パンデミックを描いた奇才ソダーバーグの映画
映画「コンテイジョン」(2011年)
■製作年:2011年
■監督:スティーヴン・ソダーバーグ
■出演:マット・デイモン、ケイト・ウィンスレット、ローレンス・フィッシュバーン、ジュード・ロウ、グウィネス・パルトロウ、他
新型コロナ・ウィルスにより話題となっている映画「コンテイジョン」。私はこのパンディミックをテーマとした映画を監督したスティーヴン・ソダーバーグが好きで、劇場公開当時この「コンテイジョン」を映画館で見ていました。ソダーバーグの作る映画は知的で、かつ、実験精神にも富み、またエンターテイメントとしても面白い。
今回のこの騒動を受け、再び「コンテイジョン」を見てみました。そして、驚きました。公開当時はパンディミックの映画を見ていてもまったく他人事でほとんど忘却の彼方にあったということに気づかされたとともに、あまりにも今回の想像と似ていると思ったからです。
映画は生命を脅かす未知のウィルスが発生し、世界中に感染しパニックに陥るという話です。ソダーバーグはこの作品を世界的規模でビックスターを出演させながらも、ハリウッド大作映画のようには仕上げておらず、むしろミニシアター系とでもいうような小品に作り上げています。

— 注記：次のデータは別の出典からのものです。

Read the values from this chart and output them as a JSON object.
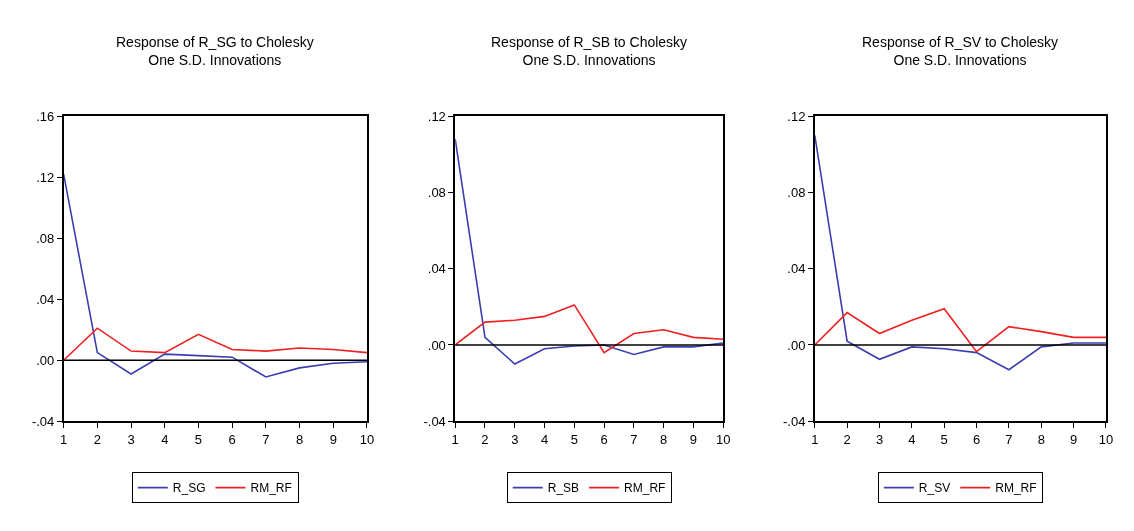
{
  "chart_data": [
    {
      "type": "line",
      "title": "Response of R_SG to Cholesky\nOne S.D. Innovations",
      "x": [
        1,
        2,
        3,
        4,
        5,
        6,
        7,
        8,
        9,
        10
      ],
      "xlim": [
        1,
        10
      ],
      "xticks": [
        1,
        2,
        3,
        4,
        5,
        6,
        7,
        8,
        9,
        10
      ],
      "ylim": [
        -0.04,
        0.16
      ],
      "yticks": [
        {
          "value": -0.04,
          "label": "-.04"
        },
        {
          "value": 0,
          "label": ".00"
        },
        {
          "value": 0.04,
          "label": ".04"
        },
        {
          "value": 0.08,
          "label": ".08"
        },
        {
          "value": 0.12,
          "label": ".12"
        },
        {
          "value": 0.16,
          "label": ".16"
        }
      ],
      "legend": "bottom",
      "marker": "none",
      "line_style": "solid",
      "series": [
        {
          "name": "R_SG",
          "color": "#3a3fb0",
          "values": [
            0.122,
            0.005,
            -0.009,
            0.004,
            0.003,
            0.002,
            -0.011,
            -0.005,
            -0.002,
            -0.001
          ]
        },
        {
          "name": "RM_RF",
          "color": "#f02020",
          "values": [
            0,
            0.021,
            0.006,
            0.005,
            0.017,
            0.007,
            0.006,
            0.008,
            0.007,
            0.005
          ]
        }
      ],
      "ref_lines": [
        {
          "axis": "y",
          "value": 0,
          "color": "#000000"
        }
      ]
    },
    {
      "type": "line",
      "title": "Response of R_SB to Cholesky\nOne S.D. Innovations",
      "x": [
        1,
        2,
        3,
        4,
        5,
        6,
        7,
        8,
        9,
        10
      ],
      "xlim": [
        1,
        10
      ],
      "xticks": [
        1,
        2,
        3,
        4,
        5,
        6,
        7,
        8,
        9,
        10
      ],
      "ylim": [
        -0.04,
        0.12
      ],
      "yticks": [
        {
          "value": -0.04,
          "label": "-.04"
        },
        {
          "value": 0,
          "label": ".00"
        },
        {
          "value": 0.04,
          "label": ".04"
        },
        {
          "value": 0.08,
          "label": ".08"
        },
        {
          "value": 0.12,
          "label": ".12"
        }
      ],
      "legend": "bottom",
      "marker": "none",
      "line_style": "solid",
      "series": [
        {
          "name": "R_SB",
          "color": "#3a3fb0",
          "values": [
            0.108,
            0.004,
            -0.01,
            -0.002,
            -0.0005,
            0,
            -0.005,
            -0.001,
            -0.001,
            0.001
          ]
        },
        {
          "name": "RM_RF",
          "color": "#f02020",
          "values": [
            0,
            0.012,
            0.013,
            0.015,
            0.021,
            -0.004,
            0.006,
            0.008,
            0.004,
            0.003
          ]
        }
      ],
      "ref_lines": [
        {
          "axis": "y",
          "value": 0,
          "color": "#000000"
        }
      ]
    },
    {
      "type": "line",
      "title": "Response of R_SV to Cholesky\nOne S.D. Innovations",
      "x": [
        1,
        2,
        3,
        4,
        5,
        6,
        7,
        8,
        9,
        10
      ],
      "xlim": [
        1,
        10
      ],
      "xticks": [
        1,
        2,
        3,
        4,
        5,
        6,
        7,
        8,
        9,
        10
      ],
      "ylim": [
        -0.04,
        0.12
      ],
      "yticks": [
        {
          "value": -0.04,
          "label": "-.04"
        },
        {
          "value": 0,
          "label": ".00"
        },
        {
          "value": 0.04,
          "label": ".04"
        },
        {
          "value": 0.08,
          "label": ".08"
        },
        {
          "value": 0.12,
          "label": ".12"
        }
      ],
      "legend": "bottom",
      "marker": "none",
      "line_style": "solid",
      "series": [
        {
          "name": "R_SV",
          "color": "#3a3fb0",
          "values": [
            0.11,
            0.002,
            -0.0075,
            -0.001,
            -0.002,
            -0.004,
            -0.013,
            -0.001,
            0.001,
            0.001
          ]
        },
        {
          "name": "RM_RF",
          "color": "#f02020",
          "values": [
            0,
            0.017,
            0.006,
            0.013,
            0.019,
            -0.0035,
            0.0096,
            0.007,
            0.004,
            0.004
          ]
        }
      ],
      "ref_lines": [
        {
          "axis": "y",
          "value": 0,
          "color": "#000000"
        }
      ]
    }
  ]
}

そして、クラスターとかステイ・ホームとか手で顔をさわらないとか、マスコミで毎日のように流れている言葉が出てきたことから始まり、ウィルス感染の発生源を探っていく部分や、感染が爆発し人々がパニックとなり各種の規制が引かれたり、食料を確保するためにスーパーや民家を襲ったり部分に発展していく展開にゾッとする思いとなりました。
死が脅かされる非常事態になると、私たちは本能的にもエゴがむき出しになってくるという恐ろしさは、反面教師といえます。
この「コンテイジョン」では、映画ゆえに極端に描いていましたが、それはおそらくウィルス感染による致死率の問題と大きくかかわってくるんだろうなと。もし今日本を、世界を揺るがしている新型コロナ・ウィルスの致死率が数倍、数十倍高ければ、今のような自粛しようと呼びかける程度の状態にはなっていなかったのではないかと思えるのです。
この映画は2011年度の作品なので、フリー記者のブロガーがwebで信者を集めていく様子も描かれていたり、あるいは、先日の記事でも紹介したユバル・ノア・ハラリ氏が指摘していたような監視システムの導入の兆しも描かれています。たとえば、ワクチンが開発されるとそれがパニックにならないためにくじ引きで打つことができること、店舗に入るにはワクチンを打ち安心な市民であるとIDカードを見せることなど。果たしてその先の社会は?映画ではそこまでは描いていません。我々の想像力にゆだねられます。
公開時は面白いかどうかで見ていた「コンテイジョン」、しかし状況が変わり、わが身に起こったからこそリアルに感じることができた映画「コンテイジョン」、それはまるでシュミレーション映像のようでした。この映画を作るにあたりソダーバーグは相当な専門家をブレーンに付けたのでしょう。パンデミック、パニック、監視社会・・・様々なエゴと価値観がぶつかり合うあらためて考えさせられる映画でした。